In 2005, the government staged a mass nationwide forced evictions programme from the shanty towns across the country called Operation Murambatsvina, which translates as operation drive out rubbish. At least 700,000 people lost their homes and livelihoods and about 2.4 million people were affected, according to figures from the United Nations.
Only a small number were resettled. Most were forced into overcrowded existing housing stock while others were forced by the government to go back to the countryside. Five years after the mass forced evictions, residents are surviving in deplorable conditions in plastic shacks without access to basic essential services.

In June, the authorities put up signs at Hatcliffe Extension saying that all leaseholders should pay to renew their agreements by yesterday. Failure to pay means residents will lose their land which would then be given to others on the housing list.

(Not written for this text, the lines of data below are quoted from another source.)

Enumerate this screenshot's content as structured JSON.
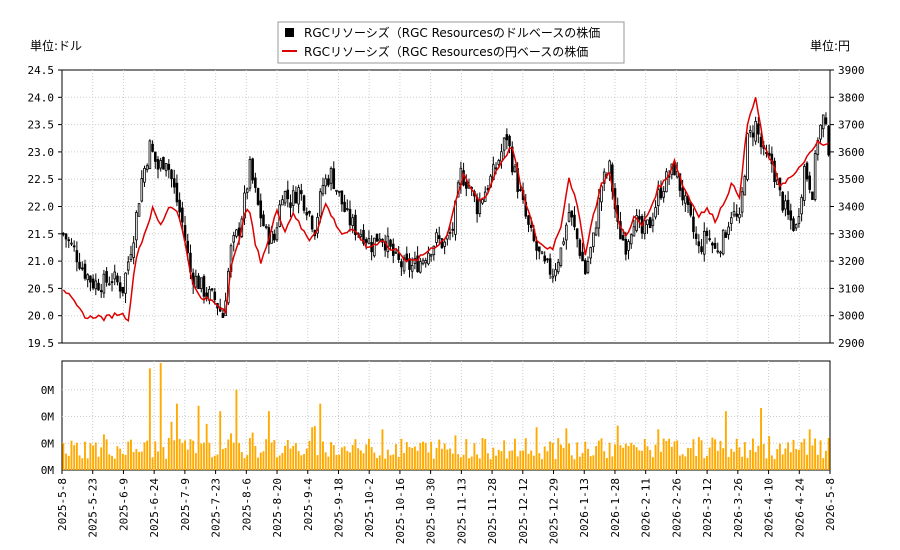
{
  "chart_data": {
    "type": "candlestick-line-bar",
    "legend": {
      "position": "top-center",
      "items": [
        {
          "name": "RGCリソーシズ（RGC Resourcesのドルベースの株価",
          "color": "#000000",
          "marker": "square"
        },
        {
          "name": "RGCリソーシズ（RGC Resourcesの円ベースの株価",
          "color": "#dd0000",
          "marker": "line"
        }
      ]
    },
    "left_unit": "単位:ドル",
    "right_unit": "単位:円",
    "left_axis": {
      "min": 19.5,
      "max": 24.5,
      "ticks": [
        "19.5",
        "20.0",
        "20.5",
        "21.0",
        "21.5",
        "22.0",
        "22.5",
        "23.0",
        "23.5",
        "24.0",
        "24.5"
      ]
    },
    "right_axis": {
      "min": 2900,
      "max": 3900,
      "ticks": [
        "2900",
        "3000",
        "3100",
        "3200",
        "3300",
        "3400",
        "3500",
        "3600",
        "3700",
        "3800",
        "3900"
      ]
    },
    "volume_axis": {
      "ticks": [
        "0M",
        "0M",
        "0M",
        "0M"
      ]
    },
    "x_dates": [
      "2025-5-8",
      "2025-5-23",
      "2025-6-9",
      "2025-6-24",
      "2025-7-9",
      "2025-7-23",
      "2025-8-6",
      "2025-8-20",
      "2025-9-4",
      "2025-9-18",
      "2025-10-2",
      "2025-10-16",
      "2025-10-30",
      "2025-11-13",
      "2025-11-28",
      "2025-12-12",
      "2025-12-29",
      "2026-1-13",
      "2026-1-28",
      "2026-2-11",
      "2026-2-26",
      "2026-3-12",
      "2026-3-26",
      "2026-4-10",
      "2026-4-24",
      "2026-5-8"
    ],
    "usd_close_anchors": [
      [
        0,
        21.5
      ],
      [
        4,
        21.2
      ],
      [
        8,
        20.8
      ],
      [
        11,
        20.6
      ],
      [
        15,
        20.6
      ],
      [
        18,
        20.7
      ],
      [
        22,
        20.5
      ],
      [
        26,
        21.5
      ],
      [
        29,
        22.5
      ],
      [
        32,
        23.1
      ],
      [
        35,
        22.7
      ],
      [
        38,
        22.9
      ],
      [
        41,
        22.3
      ],
      [
        44,
        21.7
      ],
      [
        47,
        20.8
      ],
      [
        50,
        20.6
      ],
      [
        53,
        20.4
      ],
      [
        56,
        20.3
      ],
      [
        59,
        20.0
      ],
      [
        62,
        21.2
      ],
      [
        65,
        21.6
      ],
      [
        67,
        22.1
      ],
      [
        69,
        22.7
      ],
      [
        72,
        22.0
      ],
      [
        75,
        21.5
      ],
      [
        78,
        21.4
      ],
      [
        81,
        22.3
      ],
      [
        84,
        22.1
      ],
      [
        87,
        22.3
      ],
      [
        90,
        22.0
      ],
      [
        93,
        21.6
      ],
      [
        96,
        22.4
      ],
      [
        99,
        22.6
      ],
      [
        102,
        22.2
      ],
      [
        105,
        21.8
      ],
      [
        108,
        21.6
      ],
      [
        111,
        21.5
      ],
      [
        114,
        21.3
      ],
      [
        117,
        21.5
      ],
      [
        120,
        21.3
      ],
      [
        123,
        21.0
      ],
      [
        126,
        20.9
      ],
      [
        129,
        20.9
      ],
      [
        132,
        21.0
      ],
      [
        135,
        21.2
      ],
      [
        138,
        21.4
      ],
      [
        141,
        21.3
      ],
      [
        144,
        21.6
      ],
      [
        147,
        22.6
      ],
      [
        150,
        22.4
      ],
      [
        153,
        22.0
      ],
      [
        156,
        22.3
      ],
      [
        159,
        22.6
      ],
      [
        162,
        23.0
      ],
      [
        164,
        23.3
      ],
      [
        166,
        22.8
      ],
      [
        169,
        22.2
      ],
      [
        172,
        21.6
      ],
      [
        175,
        21.2
      ],
      [
        178,
        20.9
      ],
      [
        181,
        20.8
      ],
      [
        184,
        21.2
      ],
      [
        187,
        21.9
      ],
      [
        190,
        21.4
      ],
      [
        193,
        20.8
      ],
      [
        196,
        21.4
      ],
      [
        199,
        22.4
      ],
      [
        202,
        22.7
      ],
      [
        205,
        21.6
      ],
      [
        208,
        21.3
      ],
      [
        211,
        21.8
      ],
      [
        214,
        21.5
      ],
      [
        217,
        21.7
      ],
      [
        220,
        22.2
      ],
      [
        223,
        22.5
      ],
      [
        226,
        22.7
      ],
      [
        229,
        22.2
      ],
      [
        232,
        21.7
      ],
      [
        235,
        21.2
      ],
      [
        238,
        21.5
      ],
      [
        241,
        21.2
      ],
      [
        244,
        21.4
      ],
      [
        247,
        21.9
      ],
      [
        250,
        21.7
      ],
      [
        253,
        23.2
      ],
      [
        256,
        23.5
      ],
      [
        259,
        22.9
      ],
      [
        262,
        22.8
      ],
      [
        265,
        22.2
      ],
      [
        268,
        21.8
      ],
      [
        271,
        21.6
      ],
      [
        274,
        22.7
      ],
      [
        277,
        22.3
      ],
      [
        279,
        23.3
      ],
      [
        281,
        23.6
      ],
      [
        283,
        23.1
      ]
    ],
    "jpy_close_anchors": [
      [
        0,
        3100
      ],
      [
        3,
        3060
      ],
      [
        6,
        3020
      ],
      [
        9,
        2990
      ],
      [
        12,
        3000
      ],
      [
        15,
        2990
      ],
      [
        18,
        3000
      ],
      [
        21,
        3010
      ],
      [
        24,
        2990
      ],
      [
        27,
        3220
      ],
      [
        30,
        3300
      ],
      [
        33,
        3390
      ],
      [
        36,
        3330
      ],
      [
        39,
        3400
      ],
      [
        42,
        3390
      ],
      [
        45,
        3270
      ],
      [
        48,
        3110
      ],
      [
        51,
        3060
      ],
      [
        54,
        3060
      ],
      [
        57,
        3040
      ],
      [
        60,
        3020
      ],
      [
        62,
        3180
      ],
      [
        65,
        3270
      ],
      [
        67,
        3380
      ],
      [
        69,
        3380
      ],
      [
        71,
        3260
      ],
      [
        73,
        3200
      ],
      [
        76,
        3280
      ],
      [
        79,
        3390
      ],
      [
        82,
        3310
      ],
      [
        85,
        3380
      ],
      [
        88,
        3320
      ],
      [
        91,
        3280
      ],
      [
        94,
        3320
      ],
      [
        97,
        3410
      ],
      [
        100,
        3350
      ],
      [
        103,
        3300
      ],
      [
        106,
        3310
      ],
      [
        109,
        3300
      ],
      [
        112,
        3250
      ],
      [
        115,
        3260
      ],
      [
        118,
        3280
      ],
      [
        121,
        3240
      ],
      [
        124,
        3240
      ],
      [
        127,
        3200
      ],
      [
        130,
        3200
      ],
      [
        133,
        3220
      ],
      [
        136,
        3250
      ],
      [
        139,
        3260
      ],
      [
        142,
        3300
      ],
      [
        145,
        3420
      ],
      [
        148,
        3510
      ],
      [
        151,
        3460
      ],
      [
        154,
        3420
      ],
      [
        157,
        3450
      ],
      [
        160,
        3530
      ],
      [
        163,
        3580
      ],
      [
        166,
        3620
      ],
      [
        169,
        3480
      ],
      [
        172,
        3380
      ],
      [
        175,
        3280
      ],
      [
        178,
        3250
      ],
      [
        181,
        3250
      ],
      [
        184,
        3330
      ],
      [
        187,
        3510
      ],
      [
        190,
        3400
      ],
      [
        193,
        3230
      ],
      [
        196,
        3370
      ],
      [
        199,
        3480
      ],
      [
        202,
        3530
      ],
      [
        205,
        3350
      ],
      [
        208,
        3290
      ],
      [
        211,
        3360
      ],
      [
        214,
        3330
      ],
      [
        217,
        3390
      ],
      [
        220,
        3470
      ],
      [
        223,
        3500
      ],
      [
        226,
        3570
      ],
      [
        229,
        3480
      ],
      [
        232,
        3420
      ],
      [
        235,
        3370
      ],
      [
        238,
        3390
      ],
      [
        241,
        3350
      ],
      [
        244,
        3410
      ],
      [
        247,
        3480
      ],
      [
        250,
        3440
      ],
      [
        253,
        3700
      ],
      [
        256,
        3800
      ],
      [
        259,
        3620
      ],
      [
        262,
        3560
      ],
      [
        265,
        3480
      ],
      [
        268,
        3500
      ],
      [
        271,
        3520
      ],
      [
        274,
        3570
      ],
      [
        277,
        3600
      ],
      [
        279,
        3640
      ],
      [
        281,
        3620
      ],
      [
        283,
        3630
      ]
    ],
    "n_days": 284,
    "colors": {
      "candle": "#000000",
      "jpy_line": "#dd0000",
      "volume": "#ffaa00"
    }
  }
}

Residents at Hatcliffe have been utterly let down by the government. It is therefore all the more shocking that instead of taking steps to improve their current situation, the government is threatening action that will certainly increase suffering and deprivation.”  Amnesty’s Ms Kagari said yesterday.

"Instead of threatening vulnerable people with eviction, the government must provide protection from the cycle of insecurity and further violations by providing security of tenure and affordable payment plans for leases."